Troop leader, Steve McCullough, 29, was pronounced dead Thursday night, according to the Tulare County coroner's office.

Boyscout, Ryan Collins, 13, died Friday morning, according to his parents, Sue and Peter Collins. "We just lost our son," said Sue Collins after rushing to the hospital in Fresno to be with her critically injured son.

The deaths come just days after four men were electrocuted while putting up a tent at the National Scout Jamboree in Virginia.

The lightning strike happened at 4 p.m. along John Muir Trail near Sandy Meadow, said park ranger, Alexandra Picavet. The group was located at an altitude of 10,700 feet, about four miles west of Mount Whitney.

The Boy Scout group from St. Helena, was in a meadow surrounded by trees when the lightning storm became heavy. They split into two groups and set up two tarps more than 50 feet apart to seek protection from the storm, Picavet said. Then, a lightning strike made a direct hit on one of the tarps.

The group of seven juveniles and five adults was on the seventh day of a nine-day camping trip. There had been lightning storms on and off most of the day, Picavet said.

After the lightning bolt hit the tarp, Two of the scouts made a 25-minute run to the nearest ranger station and hurried back with the on-duty ranger, Picavet said.

When they returned, people were performing cardiopulmonary resuscitation to the injured. The Park Service's emergency personnel were called, and it took five helicopters to recover and evacuate the group.

Two of the injured remained hospitalized in Fresno, and others were being treated in Visalia after being evacuated from the park.
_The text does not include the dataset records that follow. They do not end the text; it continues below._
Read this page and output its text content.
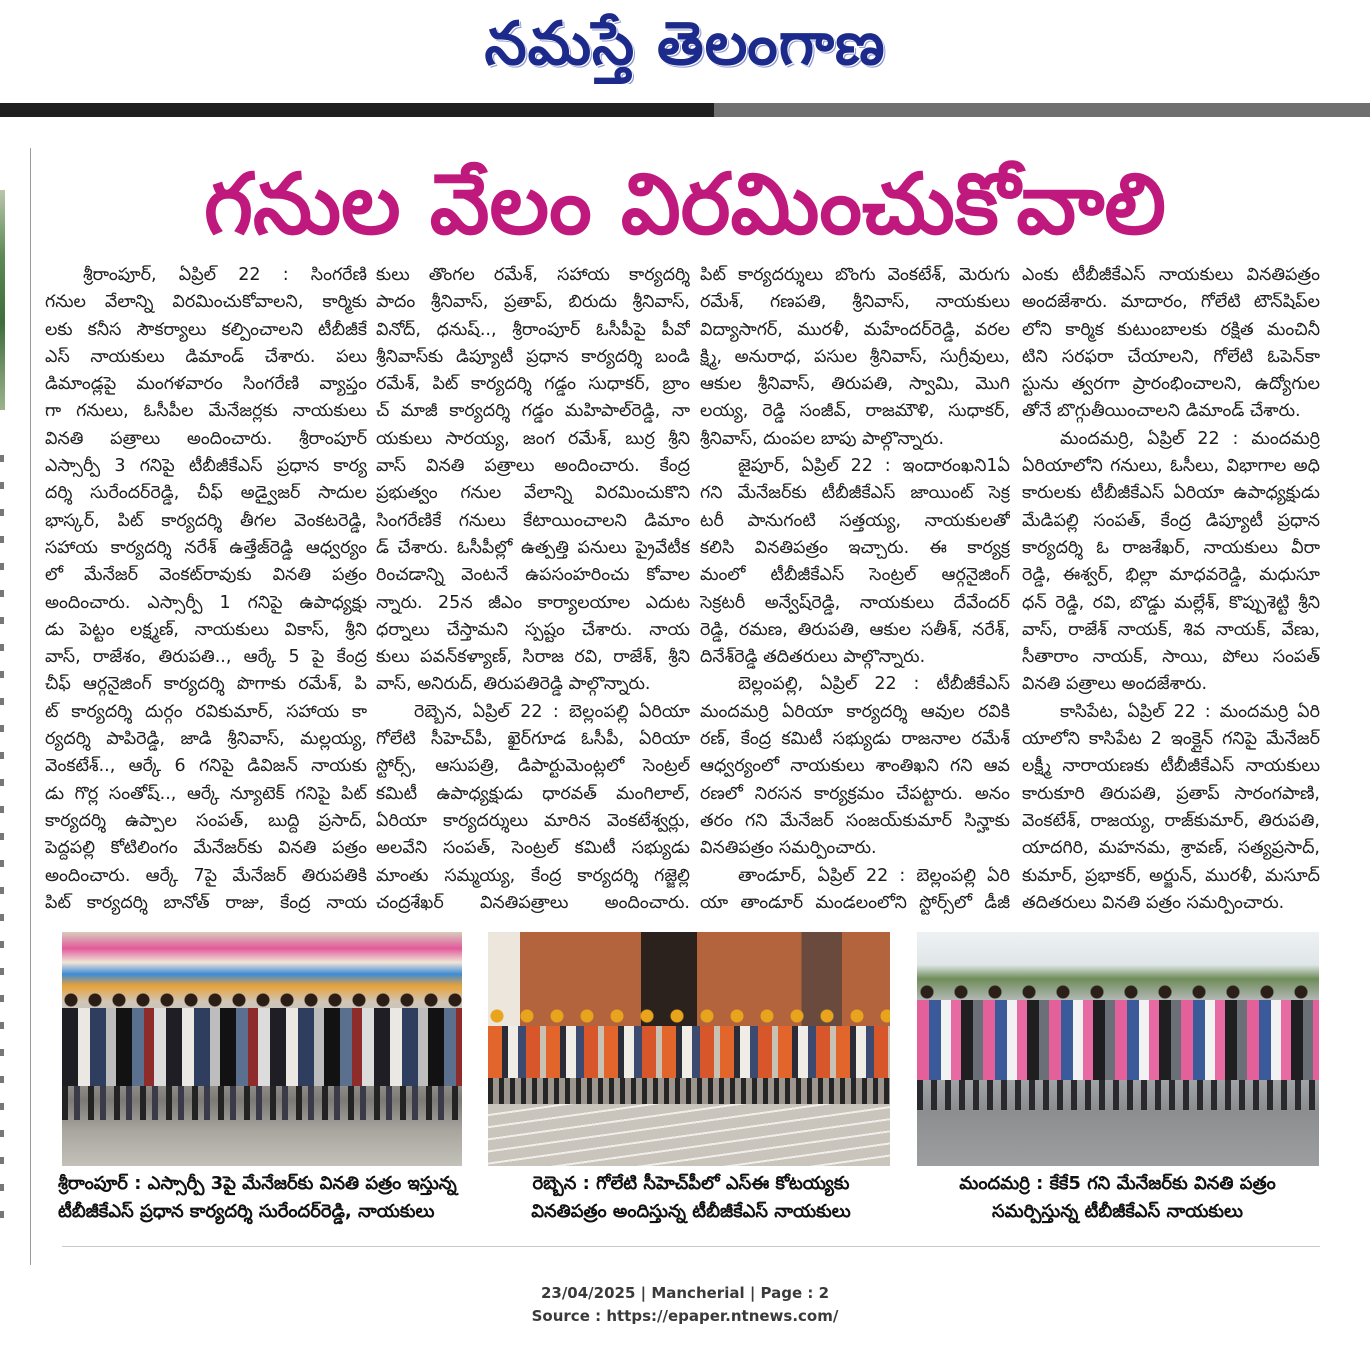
నమస్తే తెలంగాణ
గనుల వేలం విరమించుకోవాలి
శ్రీరాంపూర్, ఏప్రిల్ 22 : సింగరేణి
గనుల వేలాన్ని విరమించుకోవాలని, కార్మికు
లకు కనీస సౌకర్యాలు కల్పించాలని టీబీజీకే
ఎస్ నాయకులు డిమాండ్ చేశారు. పలు
డిమాండ్లపై మంగళవారం సింగరేణి వ్యాప్తం
గా గనులు, ఓసీపీల మేనేజర్లకు నాయకులు
వినతి పత్రాలు అందించారు. శ్రీరాంపూర్
ఎస్సార్పీ 3 గనిపై టీబీజీకేఎస్ ప్రధాన కార్య
దర్శి సురేందర్‌రెడ్డి, చీఫ్ అడ్వైజర్ సాదుల
భాస్కర్, పిట్ కార్యదర్శి తీగల వెంకటరెడ్డి,
సహాయ కార్యదర్శి నరేశ్ ఉత్తేజ్‌రెడ్డి ఆధ్వర్యం
లో మేనేజర్ వెంకట్‌రావుకు వినతి పత్రం
అందించారు. ఎస్సార్పీ 1 గనిపై ఉపాధ్యక్షు
డు పెట్టం లక్ష్మణ్, నాయకులు వికాస్, శ్రీని
వాస్, రాజేశం, తిరుపతి.., ఆర్కే 5 పై కేంద్ర
చీఫ్ ఆర్గనైజింగ్ కార్యదర్శి పొగాకు రమేశ్, పి
ట్ కార్యదర్శి దుర్గం రవికుమార్, సహాయ కా
ర్యదర్శి పాపిరెడ్డి, జాడి శ్రీనివాస్, మల్లయ్య,
వెంకటేశ్.., ఆర్కే 6 గనిపై డివిజన్ నాయకు
డు గొర్ల సంతోష్.., ఆర్కే న్యూటెక్ గనిపై పిట్
కార్యదర్శి ఉప్పాల సంపత్, బుద్ది ప్రసాద్,
పెద్దపల్లి కోటిలింగం మేనేజర్‌కు వినతి పత్రం
అందించారు. ఆర్కే 7పై మేనేజర్ తిరుపతికి
పిట్ కార్యదర్శి బానోత్ రాజు, కేంద్ర నాయ
కులు తొంగల రమేశ్, సహాయ కార్యదర్శి
పాదం శ్రీనివాస్, ప్రతాప్, బిరుదు శ్రీనివాస్,
వినోద్, ధనుష్.., శ్రీరాంపూర్ ఓసీపీపై పీవో
శ్రీనివాస్‌కు డిప్యూటీ ప్రధాన కార్యదర్శి బండి
రమేశ్, పిట్ కార్యదర్శి గడ్డం సుధాకర్, బ్రాం
చ్ మాజీ కార్యదర్శి గడ్డం మహిపాల్‌రెడ్డి, నా
యకులు సారయ్య, జంగ రమేశ్, బుర్ర శ్రీని
వాస్ వినతి పత్రాలు అందించారు. కేంద్ర
ప్రభుత్వం గనుల వేలాన్ని విరమించుకొని
సింగరేణికే గనులు కేటాయించాలని డిమాం
డ్ చేశారు. ఓసీపీల్లో ఉత్పత్తి పనులు ప్రైవేటీక
రించడాన్ని వెంటనే ఉపసంహరించు కోవాల
న్నారు. 25న జీఎం కార్యాలయాల ఎదుట
ధర్నాలు చేస్తామని స్పష్టం చేశారు. నాయ
కులు పవన్‌కళ్యాణ్, సిరాజ రవి, రాజేశ్, శ్రీని
వాస్, అనిరుద్, తిరుపతిరెడ్డి పాల్గొన్నారు.
రెబ్బెన, ఏప్రిల్ 22 : బెల్లంపల్లి ఏరియా
గోలేటి సీహెచ్‌పీ, ఖైర్‌గూడ ఓసీపీ, ఏరియా
స్టోర్స్, ఆసుపత్రి, డిపార్టుమెంట్లలో సెంట్రల్
కమిటీ ఉపాధ్యక్షుడు ధారవత్ మంగిలాల్,
ఏరియా కార్యదర్శులు మారిన వెంకటేశ్వర్లు,
అలవేని సంపత్, సెంట్రల్ కమిటీ సభ్యుడు
మాంతు సమ్మయ్య, కేంద్ర కార్యదర్శి గజ్జెల్లి
చంద్రశేఖర్ వినతిపత్రాలు అందించారు.
పిట్ కార్యదర్శులు బొంగు వెంకటేశ్, మెరుగు
రమేశ్, గణపతి, శ్రీనివాస్, నాయకులు
విద్యాసాగర్, మురళీ, మహేందర్‌రెడ్డి, వరల
క్ష్మి, అనురాధ, పసుల శ్రీనివాస్, సుగ్రీవులు,
ఆకుల శ్రీనివాస్, తిరుపతి, స్వామి, మొగి
లయ్య, రెడ్డి సంజీవ్, రాజమౌళి, సుధాకర్,
శ్రీనివాస్, దుంపల బాపు పాల్గొన్నారు.
జైపూర్, ఏప్రిల్ 22 : ఇందారంఖని1ఏ
గని మేనేజర్‌కు టీబీజీకేఎస్ జాయింట్ సెక్ర
టరీ పానుగంటి సత్తయ్య, నాయకులతో
కలిసి వినతిపత్రం ఇచ్చారు. ఈ కార్యక్ర
మంలో టీబీజీకేఎస్ సెంట్రల్ ఆర్గనైజింగ్
సెక్రటరీ అన్వేష్‌రెడ్డి, నాయకులు దేవేందర్
రెడ్డి, రమణ, తిరుపతి, ఆకుల సతీశ్, నరేశ్,
దినేశ్‌రెడ్డి తదితరులు పాల్గొన్నారు.
బెల్లంపల్లి, ఏప్రిల్ 22 : టీబీజీకేఎస్
మందమర్రి ఏరియా కార్యదర్శి ఆవుల రవికి
రణ్, కేంద్ర కమిటీ సభ్యుడు రాజనాల రమేశ్
ఆధ్వర్యంలో నాయకులు శాంతిఖని గని ఆవ
రణలో నిరసన కార్యక్రమం చేపట్టారు. అనం
తరం గని మేనేజర్ సంజయ్‌కుమార్ సిన్హాకు
వినతిపత్రం సమర్పించారు.
తాండూర్, ఏప్రిల్ 22 : బెల్లంపల్లి ఏరి
యా తాండూర్ మండలంలోని స్టోర్స్‌లో డీజీ
ఎంకు టీబీజీకేఎస్ నాయకులు వినతిపత్రం
అందజేశారు. మాదారం, గోలేటి టౌన్‌షిప్‌ల
లోని కార్మిక కుటుంబాలకు రక్షిత మంచినీ
టిని సరఫరా చేయాలని, గోలేటి ఓపెన్‌కా
స్టును త్వరగా ప్రారంభించాలని, ఉద్యోగుల
తోనే బొగ్గుతీయించాలని డిమాండ్ చేశారు.
మందమర్రి, ఏప్రిల్ 22 : మందమర్రి
ఏరియాలోని గనులు, ఓసీలు, విభాగాల అధి
కారులకు టీబీజీకేఎస్ ఏరియా ఉపాధ్యక్షుడు
మేడిపల్లి సంపత్, కేంద్ర డిప్యూటీ ప్రధాన
కార్యదర్శి ఓ రాజశేఖర్, నాయకులు వీరా
రెడ్డి, ఈశ్వర్, భిల్లా మాధవరెడ్డి, మధుసూ
ధన్ రెడ్డి, రవి, బొడ్డు మల్లేశ్, కొప్పుశెట్టి శ్రీని
వాస్, రాజేశ్ నాయక్, శివ నాయక్, వేణు,
సీతారాం నాయక్, సాయి, పోలు సంపత్
వినతి పత్రాలు అందజేశారు.
కాసిపేట, ఏప్రిల్ 22 : మందమర్రి ఏరి
యాలోని కాసిపేట 2 ఇంక్లైన్ గనిపై మేనేజర్
లక్ష్మీ నారాయణకు టీబీజీకేఎస్ నాయకులు
కారుకూరి తిరుపతి, ప్రతాప్ సారంగపాణి,
వెంకటేశ్, రాజయ్య, రాజ్‌కుమార్, తిరుపతి,
యాదగిరి, మహనమ, శ్రావణ్, సత్యప్రసాద్,
కుమార్, ప్రభాకర్, అర్జున్, మురళీ, మసూద్
తదితరులు వినతి పత్రం సమర్పించారు.
శ్రీరాంపూర్ : ఎస్సార్పీ 3పై మేనేజర్‌కు వినతి పత్రం ఇస్తున్న
టీబీజీకేఎస్ ప్రధాన కార్యదర్శి సురేందర్‌రెడ్డి, నాయకులు
రెబ్బెన : గోలేటి సీహెచ్‌పీలో ఎస్ఈ కోటయ్యకు
వినతిపత్రం అందిస్తున్న టీబీజీకేఎస్ నాయకులు
మందమర్రి : కేకే5 గని మేనేజర్‌కు వినతి పత్రం
సమర్పిస్తున్న టీబీజీకేఎస్ నాయకులు
23/04/2025 | Mancherial | Page : 2
Source : https://epaper.ntnews.com/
Some of the injuries were described as serious.

The two lightning strike victims were the seventh and eighth fatalities in Sequoia and Kings Canyon National Parks this year. A spokesman says its been several years since someone has been killed by lightning in the park.

Park Rangers caution that afternoon storms are common in the High Sierra during the mid-summer, and they suggest if you are caught in one to come down from peaks, bluffs or cliffs, and to also stay away from granite.